Pope Francis has called on the Catholic Church to "act decisively" to root out sexual abuse of children by priests and ensure the perpetrators are punished, the Vatican has said.

The pope asked Archbishop Gerhard Ludwig Mueller, the head of the Vatican department that deals with sexual abuse, to "act with determination" in those cases, the Vatican said in a statement on Friday.

The pontiff asked for "stepped-up measures to protect minors and help those who were subjected to such violence in the past".

In a meeting with Mueller, Francis said that combating the abuse was important "for the Church and its credibility", the statement said.

It was the first official word on the issue from the pope, who was elected on March 13 to succeed Benedict XVI, whose papacy was marred by relentless paedophilia scandals with tens of thousands of victims over several decades.

The statement noted that the policy followed "the line established" by Benedict XVI, who was the first pope to apologise to victims and called for zero tolerance against sexual abuse by priests.

Francis inherited a Church mired in problems and a major scandal over priestly abuse of children.

'Action, not discussion'

A victims' group, the Survivors Network of those Abused by Priests (SNAP) said the statement did not go far enough and criticised it for saying that the Church's stance against sexual abuse was "a continuation" of the line wanted by Francis' predecessor, Pope Benedict.

"Action, not discussion, is needed," SNAP said in a statement.

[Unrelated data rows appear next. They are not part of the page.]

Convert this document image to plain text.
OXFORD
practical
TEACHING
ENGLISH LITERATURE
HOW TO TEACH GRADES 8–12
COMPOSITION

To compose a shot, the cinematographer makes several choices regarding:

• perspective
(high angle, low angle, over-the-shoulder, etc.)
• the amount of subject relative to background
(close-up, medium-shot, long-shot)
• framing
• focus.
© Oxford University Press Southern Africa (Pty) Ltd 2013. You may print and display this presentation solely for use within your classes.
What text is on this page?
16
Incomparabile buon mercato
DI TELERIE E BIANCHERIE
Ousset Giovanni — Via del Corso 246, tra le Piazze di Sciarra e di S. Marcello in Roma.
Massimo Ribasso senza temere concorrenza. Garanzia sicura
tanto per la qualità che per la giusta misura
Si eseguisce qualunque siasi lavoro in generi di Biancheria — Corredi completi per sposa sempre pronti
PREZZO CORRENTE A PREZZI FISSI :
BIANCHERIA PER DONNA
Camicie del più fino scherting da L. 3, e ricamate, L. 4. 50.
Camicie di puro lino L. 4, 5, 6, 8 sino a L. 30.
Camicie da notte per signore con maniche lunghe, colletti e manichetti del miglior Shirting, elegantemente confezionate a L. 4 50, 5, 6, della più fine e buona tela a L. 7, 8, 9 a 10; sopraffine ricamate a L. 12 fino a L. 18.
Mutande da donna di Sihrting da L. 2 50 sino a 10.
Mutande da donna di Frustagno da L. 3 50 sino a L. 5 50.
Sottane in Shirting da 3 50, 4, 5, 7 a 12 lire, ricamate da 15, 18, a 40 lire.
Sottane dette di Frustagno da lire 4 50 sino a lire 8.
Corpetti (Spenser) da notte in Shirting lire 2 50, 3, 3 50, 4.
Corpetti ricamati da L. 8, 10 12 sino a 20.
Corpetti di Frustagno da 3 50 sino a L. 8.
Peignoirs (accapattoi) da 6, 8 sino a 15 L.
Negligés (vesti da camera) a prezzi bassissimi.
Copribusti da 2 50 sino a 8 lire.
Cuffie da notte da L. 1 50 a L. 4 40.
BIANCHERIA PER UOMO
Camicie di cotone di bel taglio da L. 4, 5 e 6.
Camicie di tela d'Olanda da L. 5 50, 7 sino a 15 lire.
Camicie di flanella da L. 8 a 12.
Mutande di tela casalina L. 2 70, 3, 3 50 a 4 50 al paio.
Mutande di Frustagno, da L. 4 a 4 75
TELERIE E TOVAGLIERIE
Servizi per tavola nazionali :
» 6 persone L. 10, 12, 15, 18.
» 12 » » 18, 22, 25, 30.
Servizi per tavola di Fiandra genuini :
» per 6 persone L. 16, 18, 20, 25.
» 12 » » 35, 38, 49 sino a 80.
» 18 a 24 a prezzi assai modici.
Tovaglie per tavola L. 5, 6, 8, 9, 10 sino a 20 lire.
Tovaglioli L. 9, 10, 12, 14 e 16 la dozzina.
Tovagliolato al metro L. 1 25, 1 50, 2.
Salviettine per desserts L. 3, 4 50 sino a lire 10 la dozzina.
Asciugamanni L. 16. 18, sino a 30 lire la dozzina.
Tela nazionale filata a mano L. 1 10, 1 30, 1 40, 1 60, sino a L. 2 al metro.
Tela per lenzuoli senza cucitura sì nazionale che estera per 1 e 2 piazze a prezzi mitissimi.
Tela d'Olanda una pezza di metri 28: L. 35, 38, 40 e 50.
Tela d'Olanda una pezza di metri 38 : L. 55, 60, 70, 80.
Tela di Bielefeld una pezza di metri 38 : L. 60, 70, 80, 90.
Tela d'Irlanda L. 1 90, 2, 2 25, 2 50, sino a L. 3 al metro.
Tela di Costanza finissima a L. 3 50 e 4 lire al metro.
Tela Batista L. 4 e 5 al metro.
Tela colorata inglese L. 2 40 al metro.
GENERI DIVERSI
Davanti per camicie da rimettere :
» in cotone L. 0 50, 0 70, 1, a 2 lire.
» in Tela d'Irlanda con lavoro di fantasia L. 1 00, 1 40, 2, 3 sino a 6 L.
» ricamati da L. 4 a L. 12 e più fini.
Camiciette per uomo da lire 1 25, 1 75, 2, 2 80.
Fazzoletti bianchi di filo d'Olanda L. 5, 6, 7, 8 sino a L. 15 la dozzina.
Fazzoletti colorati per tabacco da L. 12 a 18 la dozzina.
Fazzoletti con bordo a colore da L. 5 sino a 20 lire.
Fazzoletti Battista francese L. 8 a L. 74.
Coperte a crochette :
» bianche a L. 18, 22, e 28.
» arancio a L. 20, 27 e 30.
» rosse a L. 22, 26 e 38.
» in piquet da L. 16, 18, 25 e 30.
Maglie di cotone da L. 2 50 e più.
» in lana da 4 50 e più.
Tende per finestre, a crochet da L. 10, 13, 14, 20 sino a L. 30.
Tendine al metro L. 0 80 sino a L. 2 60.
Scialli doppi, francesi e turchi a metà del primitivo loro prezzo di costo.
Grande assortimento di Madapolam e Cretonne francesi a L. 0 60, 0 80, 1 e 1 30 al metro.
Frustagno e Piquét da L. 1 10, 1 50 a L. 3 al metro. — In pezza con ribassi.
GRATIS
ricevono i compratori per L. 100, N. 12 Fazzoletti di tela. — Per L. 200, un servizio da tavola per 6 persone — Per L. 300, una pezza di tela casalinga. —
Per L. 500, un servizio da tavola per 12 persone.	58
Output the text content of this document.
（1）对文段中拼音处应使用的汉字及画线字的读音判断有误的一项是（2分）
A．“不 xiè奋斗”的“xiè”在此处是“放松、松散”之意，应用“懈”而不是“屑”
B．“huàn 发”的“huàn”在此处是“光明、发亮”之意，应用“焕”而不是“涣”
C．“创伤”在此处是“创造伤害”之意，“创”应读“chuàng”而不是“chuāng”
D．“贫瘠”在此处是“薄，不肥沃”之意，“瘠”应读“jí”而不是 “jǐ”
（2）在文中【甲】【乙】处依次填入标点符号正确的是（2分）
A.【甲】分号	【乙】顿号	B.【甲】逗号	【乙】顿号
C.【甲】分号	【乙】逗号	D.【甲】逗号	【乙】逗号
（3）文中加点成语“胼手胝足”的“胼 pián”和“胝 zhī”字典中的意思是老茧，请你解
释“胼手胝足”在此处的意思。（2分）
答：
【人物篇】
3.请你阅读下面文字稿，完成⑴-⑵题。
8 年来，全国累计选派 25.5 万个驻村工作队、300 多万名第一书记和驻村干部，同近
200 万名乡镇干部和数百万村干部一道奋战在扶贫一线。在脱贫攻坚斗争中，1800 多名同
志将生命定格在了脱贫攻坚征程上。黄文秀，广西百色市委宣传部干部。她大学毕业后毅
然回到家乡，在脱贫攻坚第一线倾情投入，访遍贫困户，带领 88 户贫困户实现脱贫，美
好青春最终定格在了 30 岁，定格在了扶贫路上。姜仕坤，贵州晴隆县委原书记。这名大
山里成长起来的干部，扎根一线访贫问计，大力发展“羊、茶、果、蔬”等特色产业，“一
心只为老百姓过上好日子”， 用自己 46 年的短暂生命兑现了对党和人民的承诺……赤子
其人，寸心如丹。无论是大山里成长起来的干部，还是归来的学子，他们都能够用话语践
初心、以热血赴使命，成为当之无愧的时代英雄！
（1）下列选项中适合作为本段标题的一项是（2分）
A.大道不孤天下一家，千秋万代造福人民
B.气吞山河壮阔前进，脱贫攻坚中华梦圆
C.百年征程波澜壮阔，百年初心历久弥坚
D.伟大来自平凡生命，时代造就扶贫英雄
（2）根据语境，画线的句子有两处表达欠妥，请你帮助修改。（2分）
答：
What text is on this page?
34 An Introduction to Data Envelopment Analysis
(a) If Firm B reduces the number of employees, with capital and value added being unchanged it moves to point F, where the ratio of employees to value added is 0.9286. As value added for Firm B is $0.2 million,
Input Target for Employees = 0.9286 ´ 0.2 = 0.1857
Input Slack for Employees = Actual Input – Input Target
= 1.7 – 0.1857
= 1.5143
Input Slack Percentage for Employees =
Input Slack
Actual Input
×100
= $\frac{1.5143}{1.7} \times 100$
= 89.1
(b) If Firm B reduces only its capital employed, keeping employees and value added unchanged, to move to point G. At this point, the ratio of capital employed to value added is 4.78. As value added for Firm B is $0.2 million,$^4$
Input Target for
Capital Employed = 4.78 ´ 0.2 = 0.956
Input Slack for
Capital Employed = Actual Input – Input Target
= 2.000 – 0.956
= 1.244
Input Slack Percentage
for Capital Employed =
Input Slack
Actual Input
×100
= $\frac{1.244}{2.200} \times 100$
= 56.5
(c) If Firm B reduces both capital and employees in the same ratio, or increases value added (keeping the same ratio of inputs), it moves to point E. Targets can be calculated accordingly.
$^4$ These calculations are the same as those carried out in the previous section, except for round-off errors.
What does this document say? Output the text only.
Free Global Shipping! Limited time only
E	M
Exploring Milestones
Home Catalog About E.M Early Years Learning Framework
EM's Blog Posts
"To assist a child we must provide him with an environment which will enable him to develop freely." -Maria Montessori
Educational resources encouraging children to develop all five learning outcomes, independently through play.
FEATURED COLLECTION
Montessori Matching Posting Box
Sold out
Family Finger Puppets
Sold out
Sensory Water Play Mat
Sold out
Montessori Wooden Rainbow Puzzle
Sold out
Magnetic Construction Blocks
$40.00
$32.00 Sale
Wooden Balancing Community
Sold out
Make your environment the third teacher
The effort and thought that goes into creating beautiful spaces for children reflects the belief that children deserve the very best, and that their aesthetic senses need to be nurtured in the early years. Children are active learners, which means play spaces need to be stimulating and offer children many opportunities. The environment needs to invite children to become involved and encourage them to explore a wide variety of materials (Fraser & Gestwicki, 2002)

SNAP and other victims groups say there is much still to be discovered about how the Church behaved in the past and want more bishops who were aware of abuse to be held responsible.

The cases of abusive priests burst into the spotlight more than a decade ago with a cascade of scandals rocking the Church worldwide, from Ireland to the United States, from Australia to Benedict's native Germany.

The Vatican says it continues to receive around 600 claims against abusive priests every year, many of them dating back to the 1960s, 1970s and 1980s.

Sexual abuse by priests has often been coupled with cover-ups by their superiors, typically by transferring them to other parishes.

The Catholic Church in many countries has been forced to set up new guidelines to deal with cases of past abuse, prevent new cases, report abuse to police, and stop potential abusers from entering the priesthood in the first place.